ResultsHLI was induced in the right hindlimb and average ankle pressure indices remained decreased compared to preoperative measurements in both sedentary and SET groups at all time points (p<0.01) (Figure 1). Postoperatively no arterial signal at the hoof was identified in the right hindlimb, and the right common femoral artery had minimal to no flow via ultrasound. The improvement in blood flow over time was attributed to increased collateral flow through the ipsilateral internal iliac artery , which increased in both the sedentary (58%±28%, p=0.05) and SET (39%±13%, p=0.005) groups.
The four SET animals successfully participated in SET three times weekly with the following average walking times and ranges (in minutes): 7 (4-13), 30.5 (23-44), 36.4 (24-51), and 38.3 (28-49) minutes for weeks 1-4 respectively. SET animals had improved ambulatory function as noted by average increasing walking distance each week (331, 839, 1,654, and 1,972 meters for weeks 1-4 respectively) and increasingly difficult settings (speed increased by 1 km/h weekly).
Immediately after HLI, there was no difference in the ratio of torque between ischemic and normal limbs. The anterior tibialis in sedentary animals had decreased peak-isometric torque over time with a nadir of 3 weeks. In contrast, strength in the anterior tibialis of SET animals demonstrated sustained improvement (figure 2A-B).
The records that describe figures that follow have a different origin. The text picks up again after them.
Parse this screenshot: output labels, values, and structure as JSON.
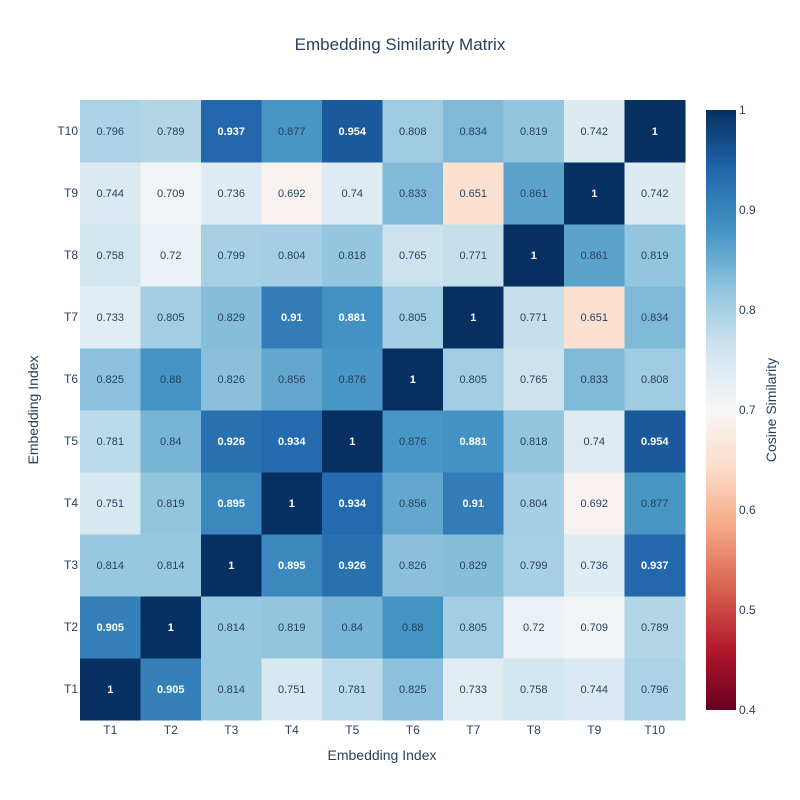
{
  "chart_data": {
    "type": "heatmap",
    "title": "Embedding Similarity Matrix",
    "xlabel": "Embedding Index",
    "ylabel": "Embedding Index",
    "x_categories": [
      "T1",
      "T2",
      "T3",
      "T4",
      "T5",
      "T6",
      "T7",
      "T8",
      "T9",
      "T10"
    ],
    "y_categories": [
      "T1",
      "T2",
      "T3",
      "T4",
      "T5",
      "T6",
      "T7",
      "T8",
      "T9",
      "T10"
    ],
    "z": [
      [
        1,
        0.905,
        0.814,
        0.751,
        0.781,
        0.825,
        0.733,
        0.758,
        0.744,
        0.796
      ],
      [
        0.905,
        1,
        0.814,
        0.819,
        0.84,
        0.88,
        0.805,
        0.72,
        0.709,
        0.789
      ],
      [
        0.814,
        0.814,
        1,
        0.895,
        0.926,
        0.826,
        0.829,
        0.799,
        0.736,
        0.937
      ],
      [
        0.751,
        0.819,
        0.895,
        1,
        0.934,
        0.856,
        0.91,
        0.804,
        0.692,
        0.877
      ],
      [
        0.781,
        0.84,
        0.926,
        0.934,
        1,
        0.876,
        0.881,
        0.818,
        0.74,
        0.954
      ],
      [
        0.825,
        0.88,
        0.826,
        0.856,
        0.876,
        1,
        0.805,
        0.765,
        0.833,
        0.808
      ],
      [
        0.733,
        0.805,
        0.829,
        0.91,
        0.881,
        0.805,
        1,
        0.771,
        0.651,
        0.834
      ],
      [
        0.758,
        0.72,
        0.799,
        0.804,
        0.818,
        0.765,
        0.771,
        1,
        0.861,
        0.819
      ],
      [
        0.744,
        0.709,
        0.736,
        0.692,
        0.74,
        0.833,
        0.651,
        0.861,
        1,
        0.742
      ],
      [
        0.796,
        0.789,
        0.937,
        0.877,
        0.954,
        0.808,
        0.834,
        0.819,
        0.742,
        1
      ]
    ],
    "colorscale": "RdBu",
    "zmin": 0.4,
    "zmax": 1,
    "colorbar": {
      "title": "Cosine Similarity",
      "ticks": [
        0.4,
        0.5,
        0.6,
        0.7,
        0.8,
        0.9,
        1
      ]
    },
    "colors": {
      "background": "#ffffff",
      "text": "#2a3f5f"
    }
  }
}
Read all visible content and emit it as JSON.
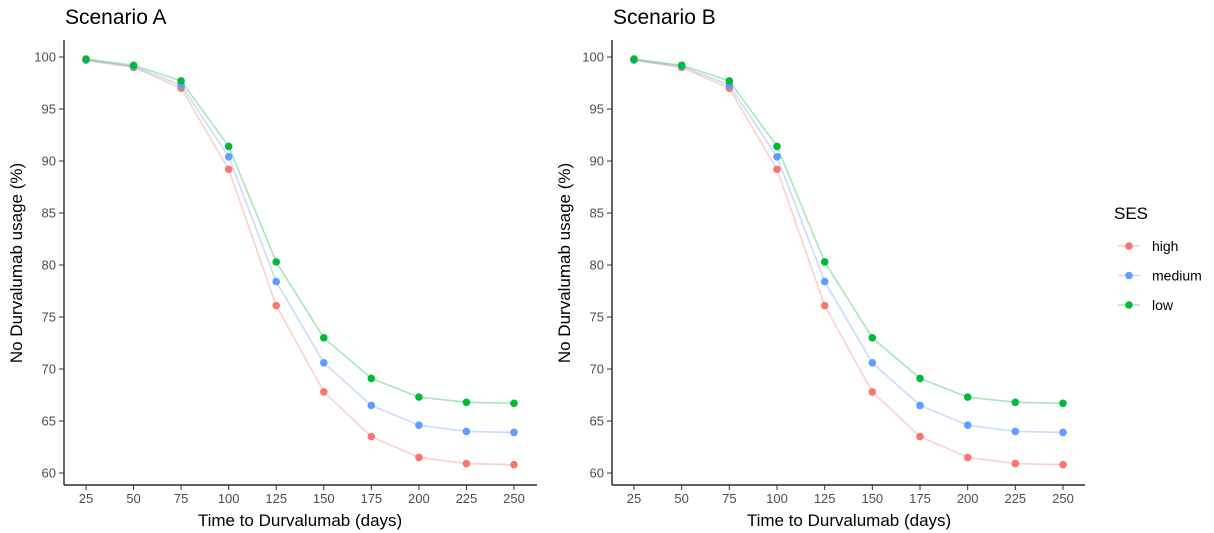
{
  "chart_data": [
    {
      "type": "line",
      "title": "Scenario A",
      "xlabel": "Time to Durvalumab (days)",
      "ylabel": "No Durvalumab usage (%)",
      "x": [
        25,
        50,
        75,
        100,
        125,
        150,
        175,
        200,
        225,
        250
      ],
      "xticks": [
        "25",
        "50",
        "75",
        "100",
        "125",
        "150",
        "175",
        "200",
        "225",
        "250"
      ],
      "yticks": [
        "60",
        "65",
        "70",
        "75",
        "80",
        "85",
        "90",
        "95",
        "100"
      ],
      "ylim": [
        59.4,
        101.6
      ],
      "grid": false,
      "series": [
        {
          "name": "high",
          "color": "#F8766D",
          "values": [
            99.7,
            99.0,
            97.0,
            89.2,
            76.1,
            67.8,
            63.5,
            61.5,
            60.9,
            60.8
          ]
        },
        {
          "name": "medium",
          "color": "#619CFF",
          "values": [
            99.7,
            99.1,
            97.3,
            90.4,
            78.4,
            70.6,
            66.5,
            64.6,
            64.0,
            63.9
          ]
        },
        {
          "name": "low",
          "color": "#00BA38",
          "values": [
            99.8,
            99.2,
            97.7,
            91.4,
            80.3,
            73.0,
            69.1,
            67.3,
            66.8,
            66.7
          ]
        }
      ]
    },
    {
      "type": "line",
      "title": "Scenario B",
      "xlabel": "Time to Durvalumab (days)",
      "ylabel": "No Durvalumab usage (%)",
      "x": [
        25,
        50,
        75,
        100,
        125,
        150,
        175,
        200,
        225,
        250
      ],
      "xticks": [
        "25",
        "50",
        "75",
        "100",
        "125",
        "150",
        "175",
        "200",
        "225",
        "250"
      ],
      "yticks": [
        "60",
        "65",
        "70",
        "75",
        "80",
        "85",
        "90",
        "95",
        "100"
      ],
      "ylim": [
        59.4,
        101.6
      ],
      "grid": false,
      "series": [
        {
          "name": "high",
          "color": "#F8766D",
          "values": [
            99.7,
            99.0,
            97.0,
            89.2,
            76.1,
            67.8,
            63.5,
            61.5,
            60.9,
            60.8
          ]
        },
        {
          "name": "medium",
          "color": "#619CFF",
          "values": [
            99.7,
            99.1,
            97.3,
            90.4,
            78.4,
            70.6,
            66.5,
            64.6,
            64.0,
            63.9
          ]
        },
        {
          "name": "low",
          "color": "#00BA38",
          "values": [
            99.8,
            99.2,
            97.7,
            91.4,
            80.3,
            73.0,
            69.1,
            67.3,
            66.8,
            66.7
          ]
        }
      ]
    }
  ],
  "legend": {
    "title": "SES",
    "placement": "right",
    "items": [
      {
        "label": "high",
        "color": "#F8766D"
      },
      {
        "label": "medium",
        "color": "#619CFF"
      },
      {
        "label": "low",
        "color": "#00BA38"
      }
    ]
  }
}
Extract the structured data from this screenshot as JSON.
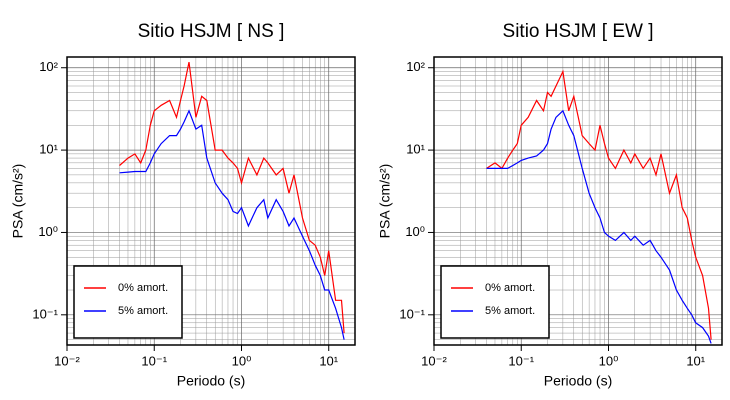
{
  "chart_data": [
    {
      "type": "line",
      "title": "Sitio HSJM [ NS ]",
      "x_label": "Periodo (s)",
      "y_label": "PSA (cm/s²)",
      "x_scale": "log",
      "y_scale": "log",
      "grid": true,
      "minor_grid": true,
      "legend_position": "lower left",
      "xlim": [
        0.01,
        20
      ],
      "ylim": [
        0.043,
        135
      ],
      "xticks": [
        {
          "value": 0.01,
          "label": "10⁻²"
        },
        {
          "value": 0.1,
          "label": "10⁻¹"
        },
        {
          "value": 1,
          "label": "10⁰"
        },
        {
          "value": 10,
          "label": "10¹"
        }
      ],
      "yticks": [
        {
          "value": 0.1,
          "label": "10⁻¹"
        },
        {
          "value": 1,
          "label": "10⁰"
        },
        {
          "value": 10,
          "label": "10¹"
        },
        {
          "value": 100,
          "label": "10²"
        }
      ],
      "x": [
        0.04,
        0.05,
        0.06,
        0.07,
        0.08,
        0.09,
        0.1,
        0.12,
        0.15,
        0.18,
        0.2,
        0.22,
        0.25,
        0.3,
        0.35,
        0.4,
        0.5,
        0.6,
        0.7,
        0.8,
        0.9,
        1,
        1.2,
        1.5,
        1.8,
        2,
        2.5,
        3,
        3.5,
        4,
        5,
        6,
        7,
        8,
        9,
        10,
        12,
        14,
        15
      ],
      "series": [
        {
          "name": "0% amort.",
          "color": "#ff0000",
          "values": [
            6.5,
            8,
            9,
            7,
            10,
            20,
            30,
            35,
            40,
            25,
            40,
            60,
            117,
            25,
            45,
            40,
            10,
            10,
            8,
            7,
            6,
            4,
            8,
            5,
            8,
            7,
            5,
            6,
            3,
            5,
            1.5,
            0.8,
            0.7,
            0.5,
            0.3,
            0.6,
            0.15,
            0.15,
            0.06
          ]
        },
        {
          "name": "5% amort.",
          "color": "#0000ff",
          "values": [
            5.3,
            5.4,
            5.5,
            5.5,
            5.5,
            7,
            9,
            12,
            15,
            15,
            18,
            22,
            30,
            18,
            20,
            8,
            4,
            3,
            2.5,
            1.8,
            1.7,
            2,
            1.2,
            2,
            2.5,
            1.5,
            2.5,
            1.8,
            1.2,
            1.5,
            0.9,
            0.6,
            0.4,
            0.3,
            0.2,
            0.2,
            0.12,
            0.07,
            0.05
          ]
        }
      ]
    },
    {
      "type": "line",
      "title": "Sitio HSJM [ EW ]",
      "x_label": "Periodo (s)",
      "y_label": "PSA (cm/s²)",
      "x_scale": "log",
      "y_scale": "log",
      "grid": true,
      "minor_grid": true,
      "legend_position": "lower left",
      "xlim": [
        0.01,
        20
      ],
      "ylim": [
        0.043,
        135
      ],
      "xticks": [
        {
          "value": 0.01,
          "label": "10⁻²"
        },
        {
          "value": 0.1,
          "label": "10⁻¹"
        },
        {
          "value": 1,
          "label": "10⁰"
        },
        {
          "value": 10,
          "label": "10¹"
        }
      ],
      "yticks": [
        {
          "value": 0.1,
          "label": "10⁻¹"
        },
        {
          "value": 1,
          "label": "10⁰"
        },
        {
          "value": 10,
          "label": "10¹"
        },
        {
          "value": 100,
          "label": "10²"
        }
      ],
      "x": [
        0.04,
        0.05,
        0.06,
        0.07,
        0.08,
        0.09,
        0.1,
        0.12,
        0.15,
        0.18,
        0.2,
        0.22,
        0.25,
        0.3,
        0.35,
        0.4,
        0.5,
        0.6,
        0.7,
        0.8,
        0.9,
        1,
        1.2,
        1.5,
        1.8,
        2,
        2.5,
        3,
        3.5,
        4,
        5,
        6,
        7,
        8,
        9,
        10,
        12,
        14,
        15
      ],
      "series": [
        {
          "name": "0% amort.",
          "color": "#ff0000",
          "values": [
            6,
            7,
            6,
            8,
            10,
            12,
            20,
            25,
            40,
            30,
            50,
            45,
            60,
            90,
            30,
            45,
            15,
            12,
            10,
            20,
            12,
            8,
            6,
            10,
            7,
            9,
            6,
            8,
            5,
            9,
            3,
            5,
            2,
            1.5,
            0.8,
            0.5,
            0.3,
            0.12,
            0.05
          ]
        },
        {
          "name": "5% amort.",
          "color": "#0000ff",
          "values": [
            6,
            6,
            6,
            6,
            6.5,
            7,
            7.5,
            8,
            8.5,
            10,
            12,
            18,
            25,
            30,
            20,
            15,
            6,
            3,
            2,
            1.5,
            1,
            0.9,
            0.8,
            1,
            0.8,
            0.9,
            0.7,
            0.8,
            0.6,
            0.5,
            0.35,
            0.2,
            0.15,
            0.12,
            0.1,
            0.08,
            0.07,
            0.055,
            0.045
          ]
        }
      ]
    }
  ]
}
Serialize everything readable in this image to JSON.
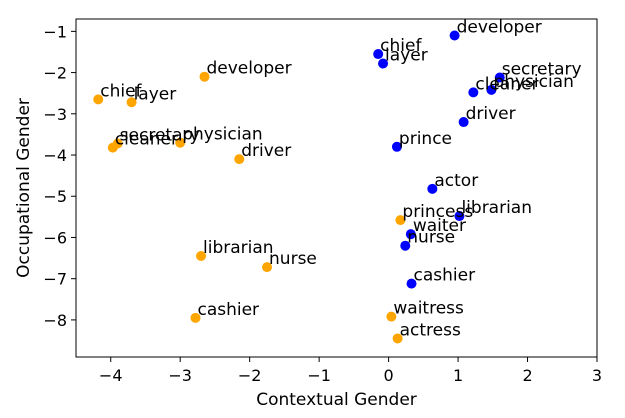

The control limb in sedentary animals
showed no significant change in peak-isometric torque; however, control limb strength progressively increased over time in the SET pigs. At weeks 3 and 4, peak-isometric torque was greater in SET pigs compared to week one (+28% and +34%, respectively, figure 2C). Additionally, peak-isometric torque at week three was greater in SET pigs compared to sedentary pigs (+34%; figure 2C). In the ischemic limb, peak-isometric torque as a percentage of contralateral torque was greater for SET pigs compared to sedentary, independent of time (Group Effect: 83% vs 56%, respectively; figure 2D).
ConclusionWe have successfully implemented a SET protocol into our large-animal model of ischemic myopathy, which we have previously demonstrated reflects the ischemic myopathy of PAD. We also demonstrate that SET increases muscle strength in this animal model, but we have not yet defined the optimal duration of SET in this model. Future work will investigate: i) the molecular mechanisms of SET-induced adaptations in ischemic limbs; ii) optimization of SET protocols to find ideal training frequency, duration, and intensity; and iii) exploration of combined strategies (e.g., SET with revascularization) to reach the goal of full limb function restoration.